Per quasi sette anni ha guidato gli industriali del Lazio «per costruire quel “modello Lazio” che anche oltre confine viene ormai apprezzato» con un’unica parola d’ordine: «fare sistema».
Giancarlo Elia Valori, presidente di Sviluppo Lazio, oggi passa il testimone a Maurizio Stirpe, imprenditore di Frosinone designato al vertice degli industriali del Lazio, per scadenza naturale, e traccia un bilancio finale della sua gestione convinto di «aver fatto un buon gioco di squadra che ha prodotto risultati importanti per tutto il territorio».
Una gestione «tutta impostata su quattro filoni», come lui stesso ha ricordato nel corso di un incontro con la stampa.
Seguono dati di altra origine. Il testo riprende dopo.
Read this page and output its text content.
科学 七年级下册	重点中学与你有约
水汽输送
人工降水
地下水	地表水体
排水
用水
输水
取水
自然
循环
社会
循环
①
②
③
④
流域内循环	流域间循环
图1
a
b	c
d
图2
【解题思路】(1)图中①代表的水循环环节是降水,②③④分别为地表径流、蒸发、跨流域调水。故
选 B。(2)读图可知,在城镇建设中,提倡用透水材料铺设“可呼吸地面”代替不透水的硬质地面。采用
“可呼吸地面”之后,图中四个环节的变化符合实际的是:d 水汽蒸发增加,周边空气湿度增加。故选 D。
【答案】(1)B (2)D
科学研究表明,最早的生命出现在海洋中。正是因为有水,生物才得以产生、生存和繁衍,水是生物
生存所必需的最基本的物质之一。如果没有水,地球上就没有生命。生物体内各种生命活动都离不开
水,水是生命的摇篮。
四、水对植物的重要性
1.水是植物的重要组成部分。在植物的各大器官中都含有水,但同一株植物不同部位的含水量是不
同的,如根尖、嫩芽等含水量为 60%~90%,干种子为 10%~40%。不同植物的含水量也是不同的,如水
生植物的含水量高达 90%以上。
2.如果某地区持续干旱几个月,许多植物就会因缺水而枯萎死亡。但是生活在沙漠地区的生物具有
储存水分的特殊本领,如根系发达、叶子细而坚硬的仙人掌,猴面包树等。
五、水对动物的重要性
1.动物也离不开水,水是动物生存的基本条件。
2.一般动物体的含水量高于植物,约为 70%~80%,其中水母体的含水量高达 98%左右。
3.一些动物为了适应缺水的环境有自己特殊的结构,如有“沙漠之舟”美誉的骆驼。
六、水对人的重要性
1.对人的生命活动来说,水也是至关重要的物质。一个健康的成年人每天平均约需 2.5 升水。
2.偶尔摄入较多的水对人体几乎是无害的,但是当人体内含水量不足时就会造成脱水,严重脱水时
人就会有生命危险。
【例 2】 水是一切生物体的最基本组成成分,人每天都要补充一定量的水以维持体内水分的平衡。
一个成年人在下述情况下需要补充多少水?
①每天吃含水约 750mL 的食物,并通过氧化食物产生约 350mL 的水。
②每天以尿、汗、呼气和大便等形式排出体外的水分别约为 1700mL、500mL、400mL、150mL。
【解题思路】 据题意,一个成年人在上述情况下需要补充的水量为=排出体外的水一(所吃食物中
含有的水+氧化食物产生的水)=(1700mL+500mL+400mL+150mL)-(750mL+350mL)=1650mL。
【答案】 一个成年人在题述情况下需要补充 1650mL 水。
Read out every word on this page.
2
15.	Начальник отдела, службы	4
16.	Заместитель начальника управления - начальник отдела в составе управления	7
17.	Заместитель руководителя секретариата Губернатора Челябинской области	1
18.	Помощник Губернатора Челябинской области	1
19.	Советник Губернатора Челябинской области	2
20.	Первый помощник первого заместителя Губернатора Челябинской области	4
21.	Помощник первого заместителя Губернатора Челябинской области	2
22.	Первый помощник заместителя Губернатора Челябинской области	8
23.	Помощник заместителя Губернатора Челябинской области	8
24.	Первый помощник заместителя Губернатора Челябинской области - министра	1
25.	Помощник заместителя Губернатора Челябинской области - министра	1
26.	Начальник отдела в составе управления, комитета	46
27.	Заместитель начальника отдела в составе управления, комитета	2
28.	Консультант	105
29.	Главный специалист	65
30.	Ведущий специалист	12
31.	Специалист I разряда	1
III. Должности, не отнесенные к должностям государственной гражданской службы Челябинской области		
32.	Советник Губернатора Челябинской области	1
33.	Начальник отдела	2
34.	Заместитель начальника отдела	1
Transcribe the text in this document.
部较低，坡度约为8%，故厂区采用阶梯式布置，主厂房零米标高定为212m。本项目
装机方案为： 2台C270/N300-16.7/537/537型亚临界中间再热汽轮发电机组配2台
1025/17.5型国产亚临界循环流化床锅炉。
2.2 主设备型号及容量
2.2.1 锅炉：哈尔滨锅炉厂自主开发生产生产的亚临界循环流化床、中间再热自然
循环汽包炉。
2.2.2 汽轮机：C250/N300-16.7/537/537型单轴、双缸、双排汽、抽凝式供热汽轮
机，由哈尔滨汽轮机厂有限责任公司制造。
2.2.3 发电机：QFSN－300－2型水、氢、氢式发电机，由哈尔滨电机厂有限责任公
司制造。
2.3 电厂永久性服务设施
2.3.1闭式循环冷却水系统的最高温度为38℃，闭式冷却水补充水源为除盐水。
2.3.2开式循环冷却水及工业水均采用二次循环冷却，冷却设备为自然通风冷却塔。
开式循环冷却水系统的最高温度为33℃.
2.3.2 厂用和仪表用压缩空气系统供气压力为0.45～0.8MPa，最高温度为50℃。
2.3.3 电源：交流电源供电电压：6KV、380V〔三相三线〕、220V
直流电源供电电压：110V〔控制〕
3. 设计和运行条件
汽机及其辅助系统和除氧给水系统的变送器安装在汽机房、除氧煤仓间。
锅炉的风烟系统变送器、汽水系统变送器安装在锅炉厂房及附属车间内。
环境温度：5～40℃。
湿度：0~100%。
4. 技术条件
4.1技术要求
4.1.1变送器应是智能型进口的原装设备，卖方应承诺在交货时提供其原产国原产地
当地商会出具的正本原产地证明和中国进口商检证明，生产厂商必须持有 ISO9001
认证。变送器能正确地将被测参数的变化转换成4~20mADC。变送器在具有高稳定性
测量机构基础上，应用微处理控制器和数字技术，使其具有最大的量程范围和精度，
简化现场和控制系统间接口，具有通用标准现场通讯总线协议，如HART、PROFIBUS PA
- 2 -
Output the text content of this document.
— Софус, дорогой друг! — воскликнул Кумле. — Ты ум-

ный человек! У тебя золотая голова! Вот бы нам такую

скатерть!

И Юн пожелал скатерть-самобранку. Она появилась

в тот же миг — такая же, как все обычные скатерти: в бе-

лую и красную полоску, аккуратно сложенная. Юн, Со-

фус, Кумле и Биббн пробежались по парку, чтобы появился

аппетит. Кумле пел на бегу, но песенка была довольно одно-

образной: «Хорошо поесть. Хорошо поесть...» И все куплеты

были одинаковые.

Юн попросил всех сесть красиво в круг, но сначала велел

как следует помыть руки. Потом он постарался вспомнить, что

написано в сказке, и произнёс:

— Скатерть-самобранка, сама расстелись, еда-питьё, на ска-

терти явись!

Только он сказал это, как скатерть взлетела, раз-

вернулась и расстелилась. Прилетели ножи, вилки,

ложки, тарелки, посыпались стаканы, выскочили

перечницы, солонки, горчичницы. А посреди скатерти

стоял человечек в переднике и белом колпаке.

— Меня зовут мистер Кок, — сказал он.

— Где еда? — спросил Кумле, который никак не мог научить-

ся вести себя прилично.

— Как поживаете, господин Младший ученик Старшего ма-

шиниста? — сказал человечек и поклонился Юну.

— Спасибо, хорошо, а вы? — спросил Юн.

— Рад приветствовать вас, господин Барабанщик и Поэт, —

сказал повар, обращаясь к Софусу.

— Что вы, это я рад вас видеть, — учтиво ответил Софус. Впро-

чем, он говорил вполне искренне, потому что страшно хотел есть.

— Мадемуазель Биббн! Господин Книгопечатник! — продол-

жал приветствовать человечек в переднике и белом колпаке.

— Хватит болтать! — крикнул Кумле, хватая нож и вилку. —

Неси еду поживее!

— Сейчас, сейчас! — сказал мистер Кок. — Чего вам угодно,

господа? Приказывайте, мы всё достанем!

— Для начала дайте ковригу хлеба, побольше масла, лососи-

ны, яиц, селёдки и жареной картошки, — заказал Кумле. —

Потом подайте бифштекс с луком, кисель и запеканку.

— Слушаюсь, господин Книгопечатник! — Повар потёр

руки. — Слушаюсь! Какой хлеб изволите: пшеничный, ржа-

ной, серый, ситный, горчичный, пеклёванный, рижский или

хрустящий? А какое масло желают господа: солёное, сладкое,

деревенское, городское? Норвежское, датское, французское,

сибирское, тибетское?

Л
Valori ha guidato gli industriali del Lazio premendo sull’acceleratore del «mercato del lavoro e della formazione; il marketing territoriale; l’internazionalizzazione e la politica distrettuale» che vede nella nascita del Distretto della Nautica «uno dei punti più qualificanti».
Ma di un paio di cose Valori va particolarmente fiero: «la concertazione con le organizzazioni sindacali, il primo e più importante risultato ottenuto durante la mia presidenza - ha detto - perché realizzato con il più consistente patrimonio delle imprese, i rappresentanti dei lavoratori; e l’accordo con le imprese sulla legalità e la trasparenza per le opere pubbliche firmato con il presidente Piero Marrazzo e il presidente dell’Unione regionale dei costruttori edili (Urcel) Claudio Sette».
Il presidente uscente lascia «ad un ottimo manager», come ha definito il suo successore un «patrimonio importante di imprese che si sono distinte per aver costruito un modello, il “made in Lazio”, in una fase storica di congiuntura debole e di incertezza economica generalizzata».
Un «modello» realizzato grazie a quel «riformismo concertato, realizzato - ha ricordato Valori - con le istituzioni, il sistema camerale e le organizzazioni sindacali e costruito con delle regole di consultazione e di concertazione» perseguendo un unico importante obiettivo: «lo sviluppo, la formazione, l’occupazione e la competitività sul mercato del sistema economico laziale».